So, where we last left my food stamps case my confused caseworker had called the wrong person to check up on my salary and decided that I was ineligible. I convinced him to talk to my AmeriCorps supervisor, and apparently the fact that she used "director" in her job title did the trick. I called him again the following day (so this is somewhere around Nov. 20) and he said I had been approved, but reminded me that the HRA (Human Resources Administration) had a full 30 days to formally respond to my application. Accordingly, my award letter didn't come until the 30th day, with my benefit card and PIN arriving days after that.
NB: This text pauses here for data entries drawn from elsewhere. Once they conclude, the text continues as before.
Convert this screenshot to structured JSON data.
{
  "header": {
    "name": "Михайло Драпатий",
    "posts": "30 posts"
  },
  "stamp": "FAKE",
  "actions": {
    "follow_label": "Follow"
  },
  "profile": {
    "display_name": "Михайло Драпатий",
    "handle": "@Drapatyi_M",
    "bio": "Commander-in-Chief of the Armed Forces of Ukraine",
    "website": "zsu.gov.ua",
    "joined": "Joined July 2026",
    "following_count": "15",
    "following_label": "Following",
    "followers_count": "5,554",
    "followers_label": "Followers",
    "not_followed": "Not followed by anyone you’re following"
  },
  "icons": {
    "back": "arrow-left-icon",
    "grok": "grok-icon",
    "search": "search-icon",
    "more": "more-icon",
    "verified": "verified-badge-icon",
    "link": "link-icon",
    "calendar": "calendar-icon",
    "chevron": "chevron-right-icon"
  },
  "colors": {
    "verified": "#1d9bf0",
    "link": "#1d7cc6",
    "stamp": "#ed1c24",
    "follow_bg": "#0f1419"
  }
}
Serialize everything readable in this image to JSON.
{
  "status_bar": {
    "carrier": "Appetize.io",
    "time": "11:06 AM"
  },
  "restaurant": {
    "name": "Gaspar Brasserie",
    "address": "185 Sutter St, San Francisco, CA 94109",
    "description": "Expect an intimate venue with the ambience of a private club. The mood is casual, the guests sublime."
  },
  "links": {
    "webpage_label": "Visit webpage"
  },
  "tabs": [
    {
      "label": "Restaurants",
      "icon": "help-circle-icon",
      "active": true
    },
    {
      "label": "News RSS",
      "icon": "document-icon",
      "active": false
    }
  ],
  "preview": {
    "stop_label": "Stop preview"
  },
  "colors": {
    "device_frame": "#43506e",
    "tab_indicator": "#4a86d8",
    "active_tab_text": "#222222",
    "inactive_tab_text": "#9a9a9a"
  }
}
But it did come, and given the stories I hear every week about ineptitude and downright obstructionist behavior in that office, I don't take the relative ease of my application process for granted.
Now to get used to pulling out that light blue card when I shop for groceries. At the market on Sunday, showing up at the produce stand with the market's EBT dollars prompted the vendor to tell me how angry it made him that "other people" ("not you, of course - you look like you work your ass off") were using his tax dollars to buy food while wearing expensive North Face jackets and genuine Yankees jerseys.
Oh, where to begin with that one...
But, on a more positive note, since my previous food stamps post lamenting the lack of conversation between the foodie and anti-hunger movements I've come across two quality recent examples to the contrary: Divided We Eat, an article by Newsweek's Lisa Miller on food and class in the US., and an interview with anti-hunger advocate Joel Berg in the very foodie Edible Brooklyn.